Seven months ago today I started at Comcast. It's 11:37PM and I am on
the R5 passing Narbreth. Train is filled with chatty, giddy college
kids, more than a few intoxicated. I hope they get off soon at
Villanova. I guess I was that annoying 20 years ago when first
semester freshman year was a reckless abandon. This evening was
Comcast Interactive Media all hands at The Hub. My boss called out my
name while referring to overall improvements because I have been
looking through logs for errors. I am glad to have a shout-out and he
was a gentleman for making mention. Now if he had only said, "if we
fixed the errors Matt found it would increment the number on the
bottom line"...I may have had a couple of folks wanna meet me
afterwards. I am pretty sure most folks think I enjoy watching grass
grow. No booze was served. Here comes the Paoli stop...and my
Brazillian taxis driver who drives my RSX more than I do. Why she
thinks that shifting constantly is necessary to keep the engine
running ... 12:21AM I will have pretend it's still 9-11 and roll this
posting back a bit. It seems like years ago that started this new job.
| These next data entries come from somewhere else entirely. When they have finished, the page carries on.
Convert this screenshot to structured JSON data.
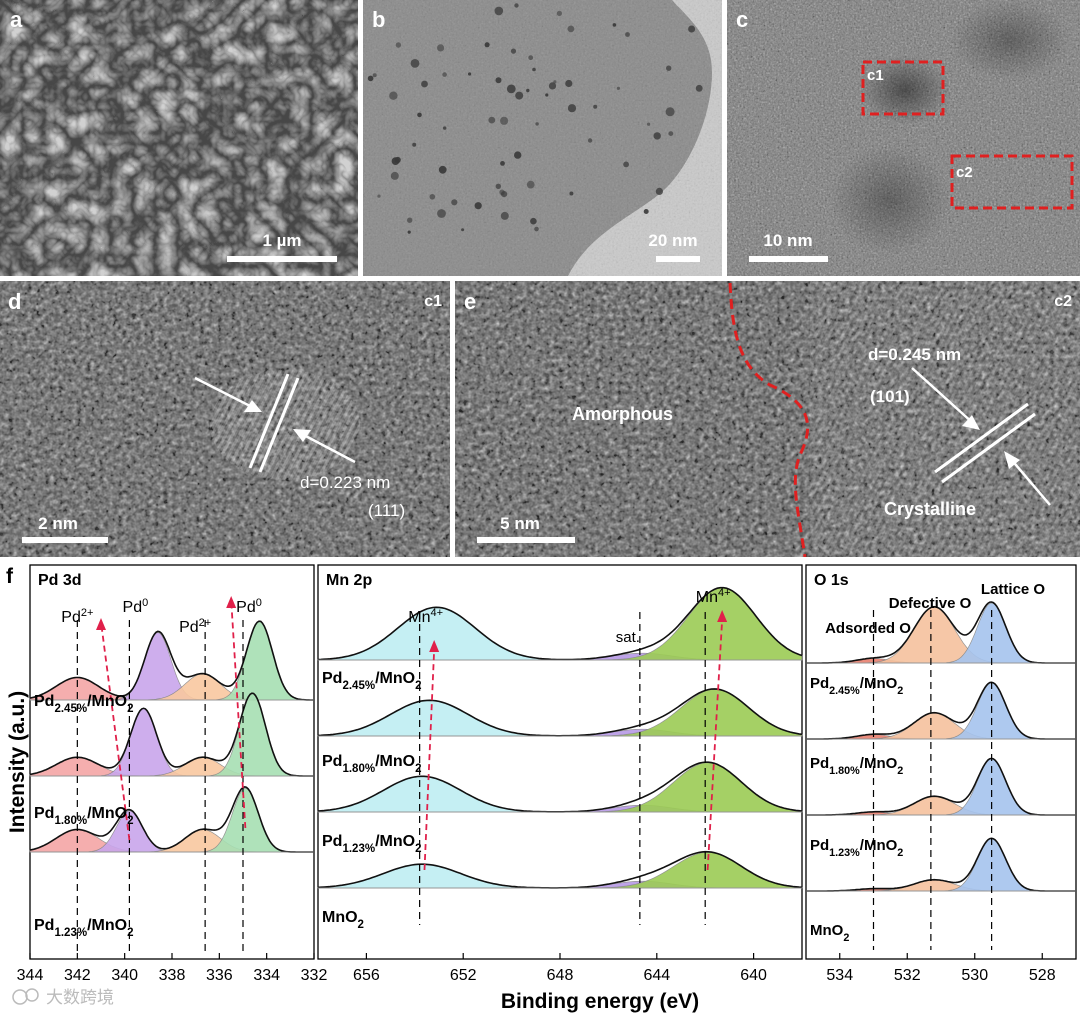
{
  "panels": {
    "a": {
      "letter": "a",
      "scale": "1 µm"
    },
    "b": {
      "letter": "b",
      "scale": "20 nm"
    },
    "c": {
      "letter": "c",
      "scale": "10 nm",
      "box1": "c1",
      "box2": "c2"
    },
    "d": {
      "letter": "d",
      "tag": "c1",
      "scale": "2 nm",
      "spacing": "d=0.223 nm",
      "plane": "(111)"
    },
    "e": {
      "letter": "e",
      "tag": "c2",
      "scale": "5 nm",
      "amorphous": "Amorphous",
      "crystalline": "Crystalline",
      "spacing": "d=0.245 nm",
      "plane": "(101)"
    }
  },
  "xps": {
    "letter": "f",
    "ylabel": "Intensity (a.u.)",
    "xlabel": "Binding energy (eV)",
    "colors": {
      "pd2": "#f4a6a6",
      "pd0_lo": "#c9a6ec",
      "pd2_hi": "#f9c8a0",
      "pd0_hi": "#a7dfb3",
      "mn_low": "#bfeef2",
      "mn_sat": "#b89ae6",
      "mn_high": "#9ccc55",
      "o_ads": "#e8806f",
      "o_def": "#f6c29e",
      "o_lat": "#a6c4ee",
      "guide": "#e0204a"
    },
    "samples": [
      {
        "label": "Pd",
        "sub": "2.45%",
        "suffix": "/MnO",
        "sub2": "2"
      },
      {
        "label": "Pd",
        "sub": "1.80%",
        "suffix": "/MnO",
        "sub2": "2"
      },
      {
        "label": "Pd",
        "sub": "1.23%",
        "suffix": "/MnO",
        "sub2": "2"
      },
      {
        "label": "MnO",
        "sub": "",
        "suffix": "",
        "sub2": "2"
      }
    ],
    "pd": {
      "title": "Pd 3d",
      "xlim": [
        344,
        332
      ],
      "ticks": [
        344,
        342,
        340,
        338,
        336,
        334,
        332
      ],
      "peaks": {
        "pd2_a": {
          "text": "Pd",
          "sup": "2+",
          "x": 342.0
        },
        "pd0_a": {
          "text": "Pd",
          "sup": "0",
          "x": 339.8
        },
        "pd2_b": {
          "text": "Pd",
          "sup": "2+",
          "x": 336.6
        },
        "pd0_b": {
          "text": "Pd",
          "sup": "0",
          "x": 335.0
        }
      }
    },
    "mn": {
      "title": "Mn 2p",
      "xlim": [
        658,
        638
      ],
      "ticks": [
        656,
        652,
        648,
        644,
        640
      ],
      "peaks": {
        "mn_a": {
          "text": "Mn",
          "sup": "4+",
          "x": 653.8
        },
        "sat": {
          "text": "sat.",
          "x": 644.7
        },
        "mn_b": {
          "text": "Mn",
          "sup": "4+",
          "x": 642.0
        }
      }
    },
    "o": {
      "title": "O 1s",
      "xlim": [
        535,
        527
      ],
      "ticks": [
        534,
        532,
        530,
        528
      ],
      "peaks": {
        "ads": {
          "text": "Adsorded O",
          "x": 533.0
        },
        "def": {
          "text": "Defective O",
          "x": 531.3
        },
        "lat": {
          "text": "Lattice O",
          "x": 529.5
        }
      }
    }
  },
  "watermark": "大数跨境"
}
Seven years ago I wouldn't have pictured myself working in a
skyscraper. I was working from home, living on West Coast hours on the
JATO engineering team. My sister woke me and had me turn on the TV.
What a terrible day. It seems like it was yesterday.

Thursday, September 04, 2008

Evito Signum Ter

I didn't initially realize why I found work so tedious today. Then Gmail provided this moment of clarity. I am just bored out of my freakin skull because the novelty wore off 10 years ago to the day. I had not totally forgot that I had been consulting at IBM Interactive Media in the Fall of 1998. Same brittle Java application server issues...different "Interactive Media". If I disposition another fubar Java application server and have to spend more than a minute teaching people how uncomplicated it is . . . I will . . . I W I L L

. . . I will go into work tomorrow and explain it for the 1000th time. I just can't help myself. Java developers are not blissfully ignorant but rather innocently unburdened with what I know could have been.

From NetDynamics

Wednesday, September 03, 2008

Missing Vertical Swath on Comcast HD Channels

Starting about a month ago, all HD channels including HD VOD display a green sidebar on the right. Below is an picture taken with iPhone of the right side of Sunrise Earth this morning. I estimate this to be just over 1cm wide on my 52" Sharp AQUOS. There is another issue too

From 2008 Finding Momentum


On the left side of the HD picture there is a 3cm wide sidebar of pixelization which makes it look like a strip of clear packing tape is up and down the whole side of the screen. Seriously, I suspect that anyone with plasma screens would get burn in from this - certainly the green sidebar.

From 2008 Finding Momentum


When I look at it more closely it appears that its not pixelization but a missing vertical swatch of the image...about 1cm long. Perhaps what is happening is that this swatch is clipped and the whole images slides over the left causing this hairline alias 3cm in from the left and green filling in the gap on the right.